Le parti-pris esthétique de Ettore Scola est de désaturer les couleurs dans un monochrome sépia. La photographie uniforme du film que l’on doit à Pasqualino de Santis est délavée comme si les couleurs avaient déteint pour se fondre avec la temporalité du noir et blanc de l’archive documentaire inaugurale du défilé militaire du 6 mai 1938. C’est en quelque sorte un procédé mémoriel qui rend compte du sentiment de frustration et de mélancolie profondes traversant le film de part en part et décuplée par l’omniprésence assourdissante de la retransmission radiophonique.

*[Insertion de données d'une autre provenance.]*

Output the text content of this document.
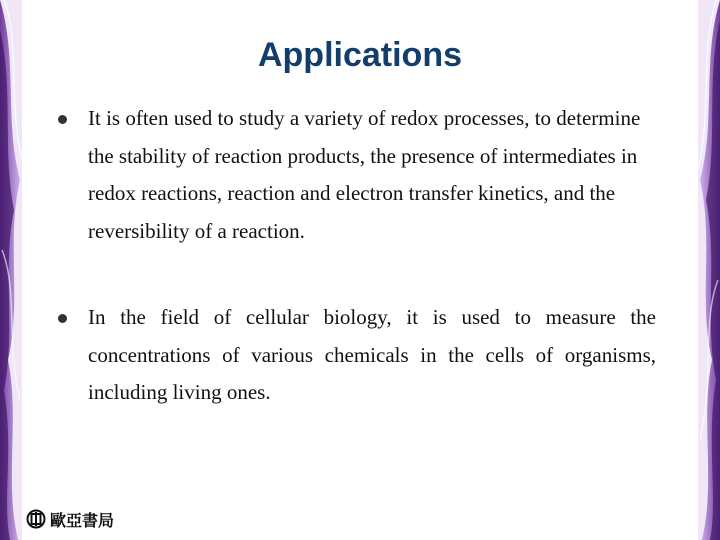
Applications
It is often used to study a variety of redox processes, to determine the stability of reaction products, the presence of intermediates in redox reactions, reaction and electron transfer kinetics, and the reversibility of a reaction.
In the field of cellular biology, it is used to measure the concentrations of various chemicals in the cells of organisms, including living ones.
歐亞書局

Dissemblance d’un couple de circonstance que leur marginalité rapproche
L’apathie des deux solitudes détone radicalement avec la transe des foules hystérisées par la présence conjointe du Duce et du Führer dans l’arène selon une adulation rendue parfaitement grotesque par son gigantisme. Ettore Scola trivialise et sublime dans le même temps ces laissés pour compte de la parade que sont Antonietta et Gabriele; les rendant responsables de leurs souffrances à certains égards puisqu’ils sont tenus indifféremment à l’écart des festivités populaires et militaires.
La parade militaire s’étire démesurément en longueur puisqu’elle dure l’espace d’ une journée de liesse généralisée. Où les dignitaires du nazisme et du fascisme font assaut de déploiement de forces en se pavanant au pas de l’oie, bras levé. Scola contextualise cette gesticulation outrancière par contraste avec la désespérance atone de nos deux excommuniés, Gabrielle et Antonietta.

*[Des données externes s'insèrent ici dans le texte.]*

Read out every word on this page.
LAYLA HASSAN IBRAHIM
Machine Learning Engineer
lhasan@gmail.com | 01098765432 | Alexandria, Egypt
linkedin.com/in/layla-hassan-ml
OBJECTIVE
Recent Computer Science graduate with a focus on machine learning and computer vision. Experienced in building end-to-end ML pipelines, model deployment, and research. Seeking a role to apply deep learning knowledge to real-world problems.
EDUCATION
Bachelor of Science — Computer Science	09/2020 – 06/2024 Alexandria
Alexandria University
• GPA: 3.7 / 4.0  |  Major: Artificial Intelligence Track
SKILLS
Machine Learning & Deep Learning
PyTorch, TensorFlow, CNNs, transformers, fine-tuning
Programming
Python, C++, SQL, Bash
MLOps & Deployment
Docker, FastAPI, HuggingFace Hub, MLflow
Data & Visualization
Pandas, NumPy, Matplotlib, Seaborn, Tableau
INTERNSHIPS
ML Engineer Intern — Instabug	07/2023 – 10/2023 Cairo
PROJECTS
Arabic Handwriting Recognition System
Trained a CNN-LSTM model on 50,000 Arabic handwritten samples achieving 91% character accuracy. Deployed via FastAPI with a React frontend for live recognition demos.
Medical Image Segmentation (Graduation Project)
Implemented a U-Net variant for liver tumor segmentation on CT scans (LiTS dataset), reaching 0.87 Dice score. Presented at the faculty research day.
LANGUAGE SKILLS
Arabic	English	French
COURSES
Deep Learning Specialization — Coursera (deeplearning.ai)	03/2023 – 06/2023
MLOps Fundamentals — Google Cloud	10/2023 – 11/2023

Après un examen de conscience approfondi , le couple de fortune en vient à concevoir qu’ils partagent en commun l’humiliation d’être de simples proscrits, des parias de la société. En une scène d’amour désespérée autant qu’extatique comme si les protagonistes agissaient sous hypnose. l’acte charnel se mue dans la rencontre de pure forme entre deux épidermes. Douloureux, il est une pure catharsis.
La banalité de la bonté est presque aussi pernicieuse que le mal. Scola offre un film réduit à sa plus simple expression, dépouillé de tous ses oripeaux sinon ceux du régime fasciste. Où les seules couleurs qui jurent sont celles dressées un peu partout des fanions nazis et fascistes entremêlés pour l’occasion.

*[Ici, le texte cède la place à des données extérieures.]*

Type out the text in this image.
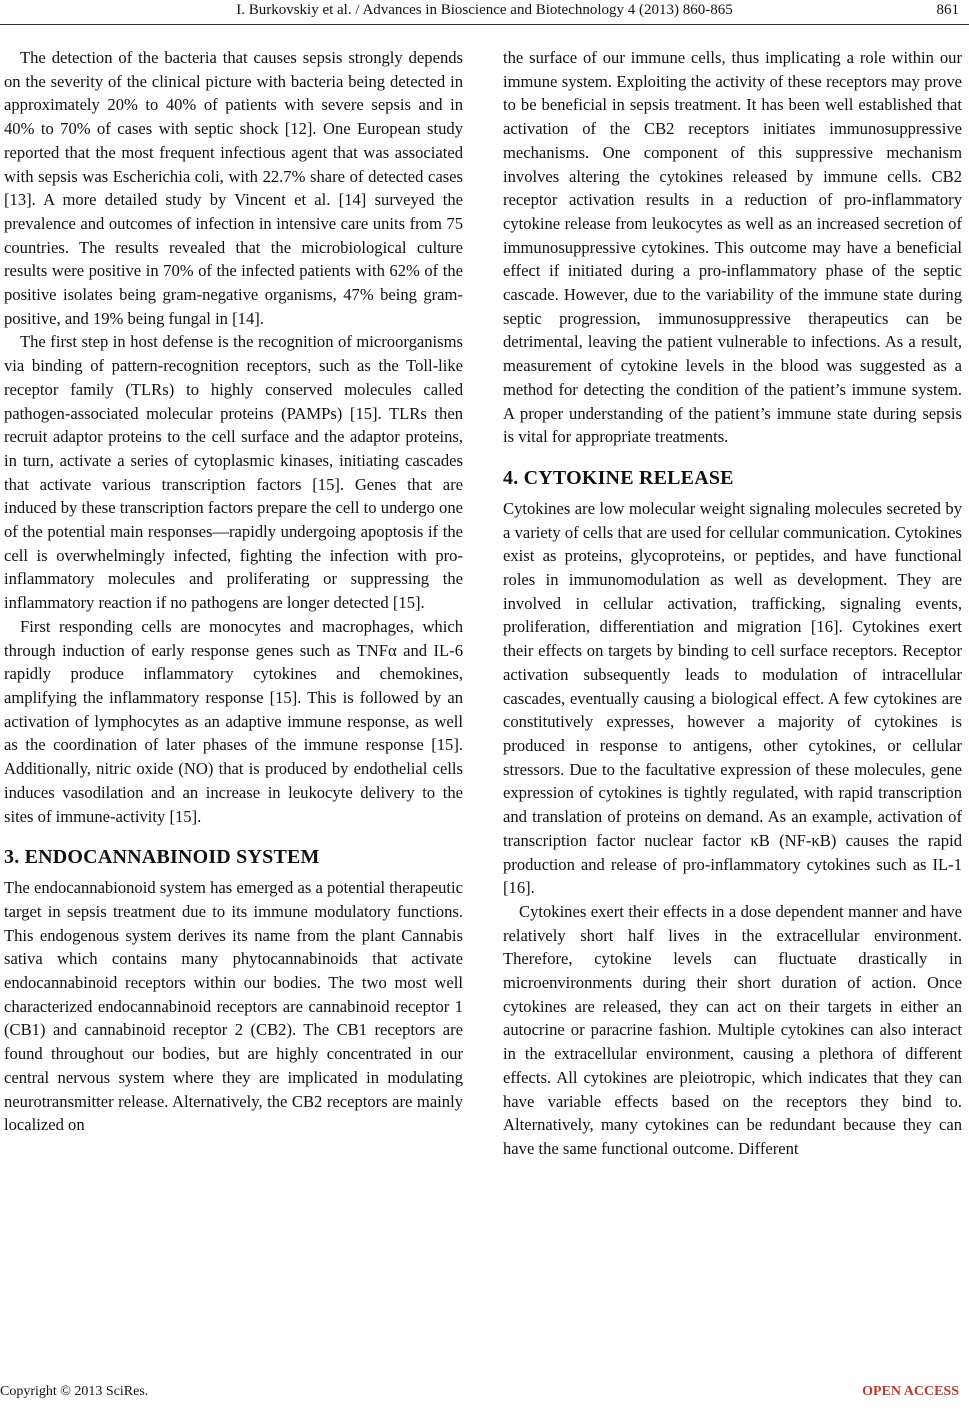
I. Burkovskiy et al. / Advances in Bioscience and Biotechnology 4 (2013) 860-865	861

The detection of the bacteria that causes sepsis strongly depends on the severity of the clinical picture with bacteria being detected in approximately 20% to 40% of patients with severe sepsis and in 40% to 70% of cases with septic shock [12]. One European study reported that the most frequent infectious agent that was associated with sepsis was Escherichia coli, with 22.7% share of detected cases [13]. A more detailed study by Vincent et al. [14] surveyed the prevalence and outcomes of infection in intensive care units from 75 countries. The results revealed that the microbiological culture results were positive in 70% of the infected patients with 62% of the positive isolates being gram-negative organisms, 47% being gram-positive, and 19% being fungal in [14].

The first step in host defense is the recognition of microorganisms via binding of pattern-recognition receptors, such as the Toll-like receptor family (TLRs) to highly conserved molecules called pathogen-associated molecular proteins (PAMPs) [15]. TLRs then recruit adaptor proteins to the cell surface and the adaptor proteins, in turn, activate a series of cytoplasmic kinases, initiating cascades that activate various transcription factors [15]. Genes that are induced by these transcription factors prepare the cell to undergo one of the potential main responses—rapidly undergoing apoptosis if the cell is overwhelmingly infected, fighting the infection with pro-inflammatory molecules and proliferating or suppressing the inflammatory reaction if no pathogens are longer detected [15].

First responding cells are monocytes and macrophages, which through induction of early response genes such as TNFα and IL-6 rapidly produce inflammatory cytokines and chemokines, amplifying the inflammatory response [15]. This is followed by an activation of lymphocytes as an adaptive immune response, as well as the coordination of later phases of the immune response [15]. Additionally, nitric oxide (NO) that is produced by endothelial cells induces vasodilation and an increase in leukocyte delivery to the sites of immune-activity [15].

3. ENDOCANNABINOID SYSTEM

The endocannabionoid system has emerged as a potential therapeutic target in sepsis treatment due to its immune modulatory functions. This endogenous system derives its name from the plant Cannabis sativa which contains many phytocannabinoids that activate endocannabinoid receptors within our bodies. The two most well characterized endocannabinoid receptors are cannabinoid receptor 1 (CB1) and cannabinoid receptor 2 (CB2). The CB1 receptors are found throughout our bodies, but are highly concentrated in our central nervous system where they are implicated in modulating neurotransmitter release. Alternatively, the CB2 receptors are mainly localized on

the surface of our immune cells, thus implicating a role within our immune system. Exploiting the activity of these receptors may prove to be beneficial in sepsis treatment. It has been well established that activation of the CB2 receptors initiates immunosuppressive mechanisms. One component of this suppressive mechanism involves altering the cytokines released by immune cells. CB2 receptor activation results in a reduction of pro-inflammatory cytokine release from leukocytes as well as an increased secretion of immunosuppressive cytokines. This outcome may have a beneficial effect if initiated during a pro-inflammatory phase of the septic cascade. However, due to the variability of the immune state during septic progression, immunosuppressive therapeutics can be detrimental, leaving the patient vulnerable to infections. As a result, measurement of cytokine levels in the blood was suggested as a method for detecting the condition of the patient’s immune system. A proper understanding of the patient’s immune state during sepsis is vital for appropriate treatments.

4. CYTOKINE RELEASE

Cytokines are low molecular weight signaling molecules secreted by a variety of cells that are used for cellular communication. Cytokines exist as proteins, glycoproteins, or peptides, and have functional roles in immunomodulation as well as development. They are involved in cellular activation, trafficking, signaling events, proliferation, differentiation and migration [16]. Cytokines exert their effects on targets by binding to cell surface receptors. Receptor activation subsequently leads to modulation of intracellular cascades, eventually causing a biological effect. A few cytokines are constitutively expresses, however a majority of cytokines is produced in response to antigens, other cytokines, or cellular stressors. Due to the facultative expression of these molecules, gene expression of cytokines is tightly regulated, with rapid transcription and translation of proteins on demand. As an example, activation of transcription factor nuclear factor κB (NF-κB) causes the rapid production and release of pro-inflammatory cytokines such as IL-1 [16].

Cytokines exert their effects in a dose dependent manner and have relatively short half lives in the extracellular environment. Therefore, cytokine levels can fluctuate drastically in microenvironments during their short duration of action. Once cytokines are released, they can act on their targets in either an autocrine or paracrine fashion. Multiple cytokines can also interact in the extracellular environment, causing a plethora of different effects. All cytokines are pleiotropic, which indicates that they can have variable effects based on the receptors they bind to. Alternatively, many cytokines can be redundant because they can have the same functional outcome. Different

Copyright © 2013 SciRes.	OPEN ACCESS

La médiocrité communautaire fait la grandeur d’âme de ces déclassés
Le coup de maître de Scola réside dans le fait de déplacer l’arrière-plan de l’ordinaire le plus banal pour en faire l’ attraction de premier plan de cette « journée très particulière »; cruciale dans la détermination à vivre de ses protagonistes en dépit de leur relégation. Il portraiture la médiocrité du quotidien sans autre forme de procès ni pompes hormis l’écho en off de la liesse de la parade militaire ni effusions hormis la flamme que Gabriele a rallumé en elle l’espace d’une journée .
L’étincelle salutaire se produit lorsque l’individu marginalisé se rend compte à quel point le substrat de la médiocrité communautaire aliène ceux-là mêmes qui souffrent de ses injustices et inégalités.
Ce qui fait de cette journée ordinaire une journée si particulière pour ce couple disparate diffère de ce qui fait de la même journée une journée particulière pour la nation et la plèbe enfiévrée. Le quotidien reprend ses droits. Tandis qu’ Antonietta rejoint machinalement le lit conjugal dans un déterminisme nataliste après cette parenthèse qui a ravivé ses sentiments et restitué l’estime d’elle-même, Gabriele est « assigné à résidence forcée » sous escorte qui le conduira en Sardaigne.
Perpétuant le fascisme qui aura ouvert la voie comme une conscience prémonitoire, le nazisme mènera une guerre à outrance oppressive contre l’homosexualité qui aboutira à occire des centaines de milliers d’homosexuels pour leur seule orientation sexuelle jugée déviante.
* Une Journée particulière ressort en salles le 15 octobre dans une splendide version nouvellement restaurée 4K par Tamasa Distribution .
NDLR: cette chronique a été élaborée et dûment documentée par un rédacteur sans l’assistance de l’IA ni d’un quelconque algorithme.